Neither his fellow officers nor the battery commander, nor, if he had gone home, his father and brothers, could have made it any easier for him.
Throwing his cape over his shoulders, and slipshod in the shared galoshes, Sanya went up and out.
It was a moonless night, and rain was falling. The murk was impenetrable. If you took a step at all, it was by half remembering, half feeling your way. He could not make out the surroundings he had known so well for a year past, could not even see, against the sky, the tops of familiar trees, scorched or skewed or splintered.

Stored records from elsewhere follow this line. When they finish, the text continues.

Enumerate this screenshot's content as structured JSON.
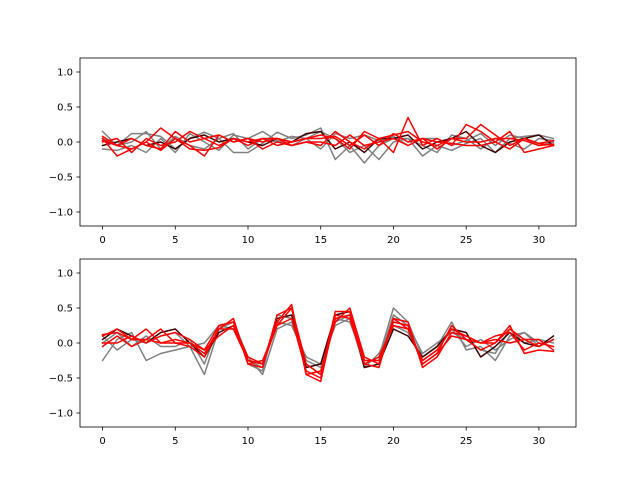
{
  "figure": {
    "background": "#ffffff"
  },
  "chart_data": [
    {
      "type": "line",
      "title": "",
      "xlabel": "",
      "ylabel": "",
      "xlim": [
        -1.55,
        32.55
      ],
      "ylim": [
        -1.2,
        1.2
      ],
      "xticks": [
        0,
        5,
        10,
        15,
        20,
        25,
        30
      ],
      "yticks": [
        -1.0,
        -0.5,
        0.0,
        0.5,
        1.0
      ],
      "ytick_labels": [
        "−1.0",
        "−0.5",
        "0.0",
        "0.5",
        "1.0"
      ],
      "grid": false,
      "legend": "none",
      "x": [
        0,
        1,
        2,
        3,
        4,
        5,
        6,
        7,
        8,
        9,
        10,
        11,
        12,
        13,
        14,
        15,
        16,
        17,
        18,
        19,
        20,
        21,
        22,
        23,
        24,
        25,
        26,
        27,
        28,
        29,
        30,
        31
      ],
      "series": [
        {
          "color": "#808080",
          "values": [
            0.15,
            -0.05,
            0.12,
            0.12,
            0.08,
            -0.1,
            0.05,
            0.14,
            0.05,
            -0.15,
            -0.15,
            -0.02,
            0.14,
            0.05,
            0.1,
            0.2,
            -0.25,
            -0.05,
            -0.3,
            -0.05,
            0.05,
            0.05,
            -0.2,
            -0.05,
            -0.12,
            -0.02,
            0.05,
            -0.15,
            0.05,
            0.08,
            0.1,
            0.05
          ]
        },
        {
          "color": "#808080",
          "values": [
            -0.1,
            -0.12,
            -0.05,
            -0.15,
            0.05,
            -0.15,
            0.12,
            0.0,
            -0.12,
            0.1,
            0.05,
            0.15,
            0.02,
            -0.05,
            0.05,
            0.15,
            0.05,
            -0.15,
            -0.05,
            -0.25,
            0.0,
            0.05,
            -0.05,
            -0.15,
            0.1,
            0.05,
            -0.1,
            0.05,
            -0.02,
            -0.1,
            0.05,
            0.02
          ]
        },
        {
          "color": "#808080",
          "values": [
            0.05,
            -0.05,
            0.0,
            0.15,
            -0.1,
            0.08,
            -0.05,
            -0.1,
            0.05,
            0.12,
            -0.1,
            0.05,
            0.0,
            0.08,
            0.05,
            -0.1,
            0.12,
            0.05,
            0.1,
            0.02,
            0.08,
            -0.05,
            0.05,
            0.05,
            -0.05,
            0.02,
            0.12,
            -0.05,
            0.1,
            0.05,
            -0.05,
            0.0
          ]
        },
        {
          "color": "#3a0000",
          "values": [
            -0.05,
            0.0,
            0.05,
            -0.05,
            0.0,
            -0.1,
            0.05,
            0.1,
            0.0,
            0.05,
            0.0,
            -0.05,
            0.05,
            0.0,
            0.12,
            0.15,
            -0.1,
            0.0,
            -0.15,
            0.05,
            0.05,
            0.1,
            -0.1,
            0.0,
            0.05,
            0.15,
            -0.05,
            -0.15,
            0.0,
            0.05,
            0.1,
            -0.05
          ]
        },
        {
          "color": "#ff0000",
          "values": [
            0.05,
            -0.2,
            -0.1,
            0.0,
            0.2,
            0.05,
            -0.05,
            -0.2,
            0.1,
            0.0,
            0.05,
            -0.1,
            0.0,
            -0.05,
            0.0,
            -0.05,
            0.15,
            0.0,
            -0.1,
            0.05,
            -0.15,
            0.35,
            -0.05,
            0.05,
            -0.05,
            0.25,
            0.15,
            0.0,
            0.15,
            -0.15,
            -0.1,
            -0.05
          ]
        },
        {
          "color": "#ff0000",
          "values": [
            0.0,
            0.05,
            -0.15,
            0.05,
            -0.05,
            0.0,
            0.15,
            0.05,
            -0.05,
            0.05,
            -0.05,
            0.05,
            -0.05,
            0.0,
            0.05,
            0.1,
            0.05,
            -0.1,
            0.15,
            0.05,
            0.1,
            0.15,
            0.0,
            -0.05,
            0.05,
            0.05,
            0.25,
            0.1,
            -0.05,
            0.05,
            -0.02,
            -0.05
          ]
        },
        {
          "color": "#ff0000",
          "values": [
            0.02,
            -0.05,
            0.05,
            -0.05,
            -0.1,
            0.15,
            0.0,
            0.05,
            0.1,
            0.0,
            0.05,
            0.0,
            0.05,
            -0.05,
            0.0,
            0.0,
            -0.05,
            0.1,
            -0.05,
            0.0,
            0.05,
            -0.05,
            0.05,
            0.0,
            -0.02,
            -0.05,
            -0.05,
            0.0,
            -0.1,
            0.05,
            -0.02,
            0.02
          ]
        },
        {
          "color": "#ff0000",
          "values": [
            0.08,
            -0.05,
            -0.1,
            0.0,
            -0.12,
            0.05,
            -0.1,
            -0.12,
            -0.08,
            0.05,
            0.0,
            0.05,
            0.05,
            0.0,
            0.05,
            0.05,
            0.08,
            -0.05,
            0.1,
            -0.05,
            0.12,
            0.0,
            0.05,
            -0.1,
            0.05,
            0.0,
            0.0,
            0.05,
            0.05,
            0.02,
            -0.05,
            -0.03
          ]
        }
      ]
    },
    {
      "type": "line",
      "title": "",
      "xlabel": "",
      "ylabel": "",
      "xlim": [
        -1.55,
        32.55
      ],
      "ylim": [
        -1.2,
        1.2
      ],
      "xticks": [
        0,
        5,
        10,
        15,
        20,
        25,
        30
      ],
      "yticks": [
        -1.0,
        -0.5,
        0.0,
        0.5,
        1.0
      ],
      "ytick_labels": [
        "−1.0",
        "−0.5",
        "0.0",
        "0.5",
        "1.0"
      ],
      "grid": false,
      "legend": "none",
      "x": [
        0,
        1,
        2,
        3,
        4,
        5,
        6,
        7,
        8,
        9,
        10,
        11,
        12,
        13,
        14,
        15,
        16,
        17,
        18,
        19,
        20,
        21,
        22,
        23,
        24,
        25,
        26,
        27,
        28,
        29,
        30,
        31
      ],
      "series": [
        {
          "color": "#808080",
          "values": [
            -0.25,
            0.05,
            0.15,
            -0.25,
            -0.15,
            -0.1,
            -0.05,
            -0.45,
            0.2,
            0.3,
            -0.2,
            -0.45,
            0.2,
            0.3,
            -0.25,
            -0.35,
            0.3,
            0.4,
            -0.3,
            -0.2,
            0.5,
            0.3,
            -0.2,
            -0.05,
            0.3,
            -0.1,
            -0.05,
            -0.25,
            0.1,
            0.15,
            -0.05,
            0.05
          ]
        },
        {
          "color": "#808080",
          "values": [
            0.1,
            -0.1,
            0.05,
            0.0,
            0.1,
            0.15,
            -0.05,
            0.0,
            0.25,
            0.3,
            -0.3,
            -0.4,
            0.4,
            0.35,
            -0.3,
            -0.45,
            0.35,
            0.3,
            -0.25,
            -0.25,
            0.4,
            0.25,
            -0.15,
            0.0,
            0.15,
            0.05,
            -0.1,
            -0.15,
            0.2,
            0.0,
            0.05,
            0.0
          ]
        },
        {
          "color": "#808080",
          "values": [
            0.0,
            0.15,
            -0.05,
            0.1,
            -0.05,
            -0.05,
            0.05,
            -0.3,
            0.25,
            0.2,
            -0.25,
            -0.35,
            0.3,
            0.25,
            -0.2,
            -0.3,
            0.25,
            0.35,
            -0.35,
            -0.15,
            0.25,
            0.15,
            -0.25,
            -0.1,
            0.2,
            -0.05,
            0.05,
            -0.1,
            0.05,
            0.15,
            0.0,
            -0.05
          ]
        },
        {
          "color": "#3a0000",
          "values": [
            0.05,
            0.2,
            0.1,
            0.0,
            0.15,
            0.2,
            0.0,
            -0.2,
            0.15,
            0.25,
            -0.25,
            -0.3,
            0.35,
            0.4,
            -0.35,
            -0.3,
            0.4,
            0.45,
            -0.35,
            -0.3,
            0.2,
            0.1,
            -0.2,
            -0.05,
            0.2,
            0.15,
            -0.2,
            -0.05,
            0.15,
            0.0,
            -0.05,
            0.1
          ]
        },
        {
          "color": "#ff0000",
          "values": [
            0.12,
            0.15,
            0.05,
            0.2,
            0.0,
            0.05,
            0.0,
            -0.1,
            0.1,
            0.25,
            -0.2,
            -0.3,
            0.3,
            0.55,
            -0.45,
            -0.55,
            0.4,
            0.35,
            -0.3,
            -0.35,
            0.35,
            0.2,
            -0.3,
            -0.15,
            0.25,
            0.05,
            0.0,
            0.05,
            0.0,
            0.05,
            -0.05,
            0.05
          ]
        },
        {
          "color": "#ff0000",
          "values": [
            -0.05,
            0.1,
            -0.05,
            0.05,
            0.2,
            0.0,
            -0.05,
            -0.2,
            0.2,
            0.35,
            -0.3,
            -0.25,
            0.25,
            0.5,
            -0.45,
            -0.4,
            0.3,
            0.5,
            -0.2,
            -0.3,
            0.35,
            0.3,
            -0.35,
            -0.2,
            0.15,
            0.1,
            0.0,
            0.1,
            0.15,
            -0.1,
            0.0,
            -0.05
          ]
        },
        {
          "color": "#ff0000",
          "values": [
            0.0,
            0.0,
            0.1,
            0.0,
            0.1,
            0.15,
            0.05,
            -0.1,
            0.25,
            0.3,
            -0.3,
            -0.35,
            0.4,
            0.5,
            -0.3,
            -0.45,
            0.45,
            0.45,
            -0.3,
            -0.2,
            0.25,
            0.2,
            -0.25,
            -0.1,
            0.2,
            0.1,
            0.0,
            0.0,
            0.2,
            0.05,
            0.05,
            -0.1
          ]
        },
        {
          "color": "#ff0000",
          "values": [
            0.1,
            0.2,
            0.05,
            0.05,
            0.0,
            0.0,
            0.0,
            -0.15,
            0.2,
            0.2,
            -0.25,
            -0.3,
            0.25,
            0.35,
            -0.4,
            -0.5,
            0.35,
            0.4,
            -0.25,
            -0.25,
            0.3,
            0.25,
            -0.3,
            -0.15,
            0.1,
            0.05,
            -0.1,
            0.0,
            0.25,
            -0.15,
            -0.1,
            -0.12
          ]
        }
      ]
    }
  ]
}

The front line wasn’t sending up flares.
Nor firing. And there was no wind. Just a soothing, natural downpour lashing branches, leaves, and the ground. It made the silence still deeper.
The whole world was completely invisible. No Stwolowicze, and no Yushkevichi, with its white churches. No Poland. No Russia. No Germany. Under the invisible cloud-wrapped, dark depths of the sky—nothing, just one man.